Agreguemos, y vaya una quinta apreciación, que la OTAN ha sido y es elemento central de descrédito del sistema de Naciones Unidas. Pocas veces se recuerda que, cuando la Alianza celebró su quincuagésimo aniversario, en 1999, aprobó una declaración en virtud de la cual señalaba que en adelante sus acciones militares no tendrían por qué ajustarse a una resolución específica del Consejo de Seguridad de la ONU. Quien piense -y traduzcamos el argumento- que Estados Unidos violenta abruptamente la legalidad internacional mientras, en cambio, la OTAN se muestra escrupulosamente respetuosa de ésta haría bien en repasar sus conocimientos.

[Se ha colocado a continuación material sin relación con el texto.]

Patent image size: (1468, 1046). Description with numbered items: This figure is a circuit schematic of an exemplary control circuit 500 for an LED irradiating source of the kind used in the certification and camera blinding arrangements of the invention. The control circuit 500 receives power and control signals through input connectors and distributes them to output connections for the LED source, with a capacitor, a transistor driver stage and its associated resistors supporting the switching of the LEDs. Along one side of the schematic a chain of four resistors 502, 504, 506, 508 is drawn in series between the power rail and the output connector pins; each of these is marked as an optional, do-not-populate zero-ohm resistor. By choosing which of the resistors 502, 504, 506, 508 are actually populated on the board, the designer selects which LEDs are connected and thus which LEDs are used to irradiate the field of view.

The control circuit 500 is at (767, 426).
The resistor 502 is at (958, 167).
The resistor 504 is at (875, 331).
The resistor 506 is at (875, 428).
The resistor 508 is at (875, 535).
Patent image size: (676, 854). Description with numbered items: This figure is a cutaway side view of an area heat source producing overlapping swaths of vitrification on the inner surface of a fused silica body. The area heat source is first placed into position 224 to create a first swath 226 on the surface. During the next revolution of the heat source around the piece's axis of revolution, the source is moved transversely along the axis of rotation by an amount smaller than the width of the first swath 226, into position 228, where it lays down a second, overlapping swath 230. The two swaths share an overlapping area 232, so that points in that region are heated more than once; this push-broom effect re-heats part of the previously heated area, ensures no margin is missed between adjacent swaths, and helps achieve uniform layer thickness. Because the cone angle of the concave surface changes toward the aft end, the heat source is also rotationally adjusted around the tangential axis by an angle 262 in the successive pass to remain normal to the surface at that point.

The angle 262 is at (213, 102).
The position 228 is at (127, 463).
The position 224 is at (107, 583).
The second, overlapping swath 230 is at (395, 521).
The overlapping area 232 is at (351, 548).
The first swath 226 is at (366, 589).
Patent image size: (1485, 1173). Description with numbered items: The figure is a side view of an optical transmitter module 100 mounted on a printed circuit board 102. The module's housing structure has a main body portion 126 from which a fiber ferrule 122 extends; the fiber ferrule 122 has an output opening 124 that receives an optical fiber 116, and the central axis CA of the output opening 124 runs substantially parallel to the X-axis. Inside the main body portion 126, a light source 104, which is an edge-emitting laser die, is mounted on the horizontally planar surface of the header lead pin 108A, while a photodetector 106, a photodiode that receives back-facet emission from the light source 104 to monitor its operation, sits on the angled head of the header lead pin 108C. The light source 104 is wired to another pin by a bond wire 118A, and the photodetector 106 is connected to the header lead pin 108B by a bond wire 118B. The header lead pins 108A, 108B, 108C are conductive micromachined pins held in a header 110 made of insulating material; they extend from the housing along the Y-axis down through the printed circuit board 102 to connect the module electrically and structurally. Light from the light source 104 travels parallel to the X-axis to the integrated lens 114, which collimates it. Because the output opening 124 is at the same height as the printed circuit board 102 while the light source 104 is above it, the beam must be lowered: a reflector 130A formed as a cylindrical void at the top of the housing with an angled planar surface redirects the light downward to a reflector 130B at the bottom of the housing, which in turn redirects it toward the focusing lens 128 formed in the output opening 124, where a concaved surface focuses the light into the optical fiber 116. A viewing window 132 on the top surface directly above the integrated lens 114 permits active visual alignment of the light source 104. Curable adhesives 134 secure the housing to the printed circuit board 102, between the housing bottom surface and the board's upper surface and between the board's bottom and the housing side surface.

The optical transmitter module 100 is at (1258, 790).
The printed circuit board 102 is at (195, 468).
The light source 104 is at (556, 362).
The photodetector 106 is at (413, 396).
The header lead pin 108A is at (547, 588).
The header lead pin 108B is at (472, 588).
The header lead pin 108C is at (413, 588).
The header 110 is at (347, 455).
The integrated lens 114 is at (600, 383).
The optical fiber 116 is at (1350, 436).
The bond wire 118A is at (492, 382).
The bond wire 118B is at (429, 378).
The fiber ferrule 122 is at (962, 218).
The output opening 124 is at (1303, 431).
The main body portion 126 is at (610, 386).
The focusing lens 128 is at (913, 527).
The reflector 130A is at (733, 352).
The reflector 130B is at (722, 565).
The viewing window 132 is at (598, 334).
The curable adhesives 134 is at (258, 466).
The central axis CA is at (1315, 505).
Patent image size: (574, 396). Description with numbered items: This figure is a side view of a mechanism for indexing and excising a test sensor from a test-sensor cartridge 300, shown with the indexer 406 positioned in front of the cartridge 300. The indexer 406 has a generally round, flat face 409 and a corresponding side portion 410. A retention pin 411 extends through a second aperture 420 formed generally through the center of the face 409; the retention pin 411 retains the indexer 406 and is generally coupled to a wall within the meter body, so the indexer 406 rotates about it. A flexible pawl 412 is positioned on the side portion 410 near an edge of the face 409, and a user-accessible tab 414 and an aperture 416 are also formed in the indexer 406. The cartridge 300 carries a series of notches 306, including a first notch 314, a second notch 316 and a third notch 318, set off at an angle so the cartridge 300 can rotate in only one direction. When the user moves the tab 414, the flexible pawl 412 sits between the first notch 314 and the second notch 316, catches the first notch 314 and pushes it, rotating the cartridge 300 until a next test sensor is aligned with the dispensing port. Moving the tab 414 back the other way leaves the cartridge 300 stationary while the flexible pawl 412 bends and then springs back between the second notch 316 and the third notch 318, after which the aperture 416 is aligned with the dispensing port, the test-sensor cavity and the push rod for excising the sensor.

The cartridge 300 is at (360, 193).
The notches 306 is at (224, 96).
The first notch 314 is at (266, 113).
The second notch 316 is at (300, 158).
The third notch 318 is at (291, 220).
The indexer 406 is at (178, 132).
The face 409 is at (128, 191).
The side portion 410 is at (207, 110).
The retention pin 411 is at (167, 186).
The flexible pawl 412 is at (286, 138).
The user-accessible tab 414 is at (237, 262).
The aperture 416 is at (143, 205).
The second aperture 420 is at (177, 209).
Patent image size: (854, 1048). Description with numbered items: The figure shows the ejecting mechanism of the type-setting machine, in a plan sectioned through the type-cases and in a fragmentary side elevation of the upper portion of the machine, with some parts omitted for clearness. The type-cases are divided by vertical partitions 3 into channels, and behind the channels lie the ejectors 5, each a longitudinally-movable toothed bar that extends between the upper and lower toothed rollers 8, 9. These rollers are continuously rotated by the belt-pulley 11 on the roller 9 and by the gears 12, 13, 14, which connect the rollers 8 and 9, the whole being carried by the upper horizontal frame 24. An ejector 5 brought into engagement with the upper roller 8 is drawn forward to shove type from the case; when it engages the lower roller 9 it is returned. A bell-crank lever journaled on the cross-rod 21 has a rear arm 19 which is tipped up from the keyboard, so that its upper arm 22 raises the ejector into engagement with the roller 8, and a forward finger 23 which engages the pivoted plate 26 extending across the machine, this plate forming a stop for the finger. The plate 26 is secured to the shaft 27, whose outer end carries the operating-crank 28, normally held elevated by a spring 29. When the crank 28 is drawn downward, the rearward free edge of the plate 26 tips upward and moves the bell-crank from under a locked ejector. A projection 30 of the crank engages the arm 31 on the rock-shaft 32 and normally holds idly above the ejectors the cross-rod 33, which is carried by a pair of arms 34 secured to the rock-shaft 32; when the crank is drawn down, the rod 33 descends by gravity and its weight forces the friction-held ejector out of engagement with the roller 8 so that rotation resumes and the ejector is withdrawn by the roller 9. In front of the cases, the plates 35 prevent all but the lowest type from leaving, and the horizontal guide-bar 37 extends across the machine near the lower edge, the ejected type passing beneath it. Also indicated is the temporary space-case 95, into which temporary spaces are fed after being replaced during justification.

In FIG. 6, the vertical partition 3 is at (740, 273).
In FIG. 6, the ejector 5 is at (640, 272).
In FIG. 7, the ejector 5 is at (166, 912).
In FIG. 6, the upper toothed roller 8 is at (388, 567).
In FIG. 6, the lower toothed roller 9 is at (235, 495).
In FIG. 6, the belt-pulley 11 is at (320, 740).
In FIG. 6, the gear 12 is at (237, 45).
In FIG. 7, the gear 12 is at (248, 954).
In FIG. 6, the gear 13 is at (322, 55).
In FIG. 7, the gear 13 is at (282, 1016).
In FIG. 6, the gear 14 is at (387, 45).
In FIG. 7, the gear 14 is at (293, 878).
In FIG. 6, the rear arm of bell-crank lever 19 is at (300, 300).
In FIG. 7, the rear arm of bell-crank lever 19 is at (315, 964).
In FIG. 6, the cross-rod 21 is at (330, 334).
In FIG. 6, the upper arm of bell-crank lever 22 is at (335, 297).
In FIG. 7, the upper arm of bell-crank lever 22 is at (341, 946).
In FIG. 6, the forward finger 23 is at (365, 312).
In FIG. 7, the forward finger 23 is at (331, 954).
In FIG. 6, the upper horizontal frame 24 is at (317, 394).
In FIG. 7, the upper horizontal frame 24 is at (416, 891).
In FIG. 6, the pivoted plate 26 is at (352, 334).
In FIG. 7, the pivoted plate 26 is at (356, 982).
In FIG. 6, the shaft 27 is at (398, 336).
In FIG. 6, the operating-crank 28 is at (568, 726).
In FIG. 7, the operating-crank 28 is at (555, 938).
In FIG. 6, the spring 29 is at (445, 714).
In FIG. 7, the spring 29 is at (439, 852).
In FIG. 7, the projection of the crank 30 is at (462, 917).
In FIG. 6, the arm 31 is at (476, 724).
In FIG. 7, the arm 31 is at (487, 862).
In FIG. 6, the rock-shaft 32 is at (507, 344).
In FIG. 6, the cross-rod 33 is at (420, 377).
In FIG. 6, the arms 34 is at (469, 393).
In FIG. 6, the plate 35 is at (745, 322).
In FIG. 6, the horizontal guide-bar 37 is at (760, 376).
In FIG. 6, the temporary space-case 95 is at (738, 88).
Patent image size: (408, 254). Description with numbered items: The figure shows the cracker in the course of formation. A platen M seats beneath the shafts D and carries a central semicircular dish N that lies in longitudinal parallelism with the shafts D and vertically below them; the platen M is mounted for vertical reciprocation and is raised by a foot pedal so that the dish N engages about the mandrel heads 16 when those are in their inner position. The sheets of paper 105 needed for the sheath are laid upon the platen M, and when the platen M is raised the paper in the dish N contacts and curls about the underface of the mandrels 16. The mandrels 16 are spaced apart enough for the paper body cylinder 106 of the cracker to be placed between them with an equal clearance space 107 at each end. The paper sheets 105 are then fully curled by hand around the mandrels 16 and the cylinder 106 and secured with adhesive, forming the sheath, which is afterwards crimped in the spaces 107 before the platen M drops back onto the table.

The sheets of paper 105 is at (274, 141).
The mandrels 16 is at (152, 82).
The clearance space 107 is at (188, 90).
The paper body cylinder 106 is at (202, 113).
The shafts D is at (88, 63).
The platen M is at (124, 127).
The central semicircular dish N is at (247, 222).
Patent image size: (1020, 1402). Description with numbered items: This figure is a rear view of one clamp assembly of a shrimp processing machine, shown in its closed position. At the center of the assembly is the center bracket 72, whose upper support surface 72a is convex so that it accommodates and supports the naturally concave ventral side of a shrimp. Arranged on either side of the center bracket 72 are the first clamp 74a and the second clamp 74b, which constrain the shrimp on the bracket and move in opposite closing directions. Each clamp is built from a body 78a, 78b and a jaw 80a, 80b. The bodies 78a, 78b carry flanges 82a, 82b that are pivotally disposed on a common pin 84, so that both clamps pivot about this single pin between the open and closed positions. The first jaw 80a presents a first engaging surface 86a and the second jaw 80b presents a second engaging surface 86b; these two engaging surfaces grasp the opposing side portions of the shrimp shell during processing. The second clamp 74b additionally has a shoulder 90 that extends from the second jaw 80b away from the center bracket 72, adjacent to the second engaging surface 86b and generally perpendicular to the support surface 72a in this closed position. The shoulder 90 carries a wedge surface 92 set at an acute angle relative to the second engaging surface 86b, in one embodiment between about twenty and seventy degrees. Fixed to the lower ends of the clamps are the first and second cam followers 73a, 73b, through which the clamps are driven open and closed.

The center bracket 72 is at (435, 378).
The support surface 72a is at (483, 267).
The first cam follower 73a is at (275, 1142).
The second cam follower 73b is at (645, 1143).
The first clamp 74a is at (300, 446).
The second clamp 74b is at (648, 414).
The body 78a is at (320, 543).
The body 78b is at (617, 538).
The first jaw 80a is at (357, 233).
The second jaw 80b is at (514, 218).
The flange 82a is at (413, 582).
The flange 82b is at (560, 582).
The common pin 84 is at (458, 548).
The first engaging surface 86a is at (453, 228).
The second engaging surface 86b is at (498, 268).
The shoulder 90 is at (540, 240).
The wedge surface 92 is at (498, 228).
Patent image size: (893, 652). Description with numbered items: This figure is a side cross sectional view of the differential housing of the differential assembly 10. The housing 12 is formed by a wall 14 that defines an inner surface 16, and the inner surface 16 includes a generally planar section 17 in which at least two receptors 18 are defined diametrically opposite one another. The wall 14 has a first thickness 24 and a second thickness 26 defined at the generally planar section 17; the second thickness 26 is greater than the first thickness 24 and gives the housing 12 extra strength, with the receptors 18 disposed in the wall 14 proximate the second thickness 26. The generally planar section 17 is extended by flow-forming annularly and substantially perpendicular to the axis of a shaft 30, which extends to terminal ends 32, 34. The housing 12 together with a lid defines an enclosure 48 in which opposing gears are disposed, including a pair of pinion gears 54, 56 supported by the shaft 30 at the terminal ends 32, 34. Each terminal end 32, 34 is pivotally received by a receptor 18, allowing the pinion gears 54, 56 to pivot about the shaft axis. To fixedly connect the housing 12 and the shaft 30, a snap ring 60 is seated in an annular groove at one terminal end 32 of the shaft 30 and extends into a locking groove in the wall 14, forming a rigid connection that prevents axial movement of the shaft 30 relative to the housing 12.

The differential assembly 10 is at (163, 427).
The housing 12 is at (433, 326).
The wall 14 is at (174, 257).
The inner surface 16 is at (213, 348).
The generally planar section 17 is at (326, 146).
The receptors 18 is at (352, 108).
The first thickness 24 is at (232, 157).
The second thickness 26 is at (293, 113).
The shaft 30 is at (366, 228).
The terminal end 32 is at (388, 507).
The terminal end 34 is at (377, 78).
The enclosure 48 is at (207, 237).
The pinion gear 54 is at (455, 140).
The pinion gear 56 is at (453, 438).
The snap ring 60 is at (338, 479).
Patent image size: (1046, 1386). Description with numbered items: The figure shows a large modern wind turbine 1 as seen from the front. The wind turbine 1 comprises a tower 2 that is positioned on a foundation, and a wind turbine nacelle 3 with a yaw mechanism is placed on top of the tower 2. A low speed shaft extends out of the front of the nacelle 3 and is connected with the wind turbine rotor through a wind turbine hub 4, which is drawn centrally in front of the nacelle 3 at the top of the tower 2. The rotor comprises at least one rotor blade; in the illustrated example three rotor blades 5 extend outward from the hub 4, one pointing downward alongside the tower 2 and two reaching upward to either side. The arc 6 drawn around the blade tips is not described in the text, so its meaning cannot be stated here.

Cuando el presidente español, Rodríguez Zapatero, defiende -y en su derecho está- su proyecto de una Alianza de Civilizaciones, infelizmente separa de manera artificial el mundo de lo cultural y lo civilizatorio, por un lado, del mundo de la economía y los hechos militares, por el otro. Y es por desgracia este segundo universo el que determina -no nos engañemos- la mayoría de los problemas y tensiones en el planeta contemporáneo. La Alianza Atlántica configura, en esa trama, un instrumento central para ratificar atávicas exclusiones y desigualdades. Ningún motivo hay para concluir que su concurso anuncia nada saludable a la hora de acabar con las primeras y reducir las segundas.

Carlos Taibo, profesor de Ciencia Política en la UAM y colaborador de BAKEAZ.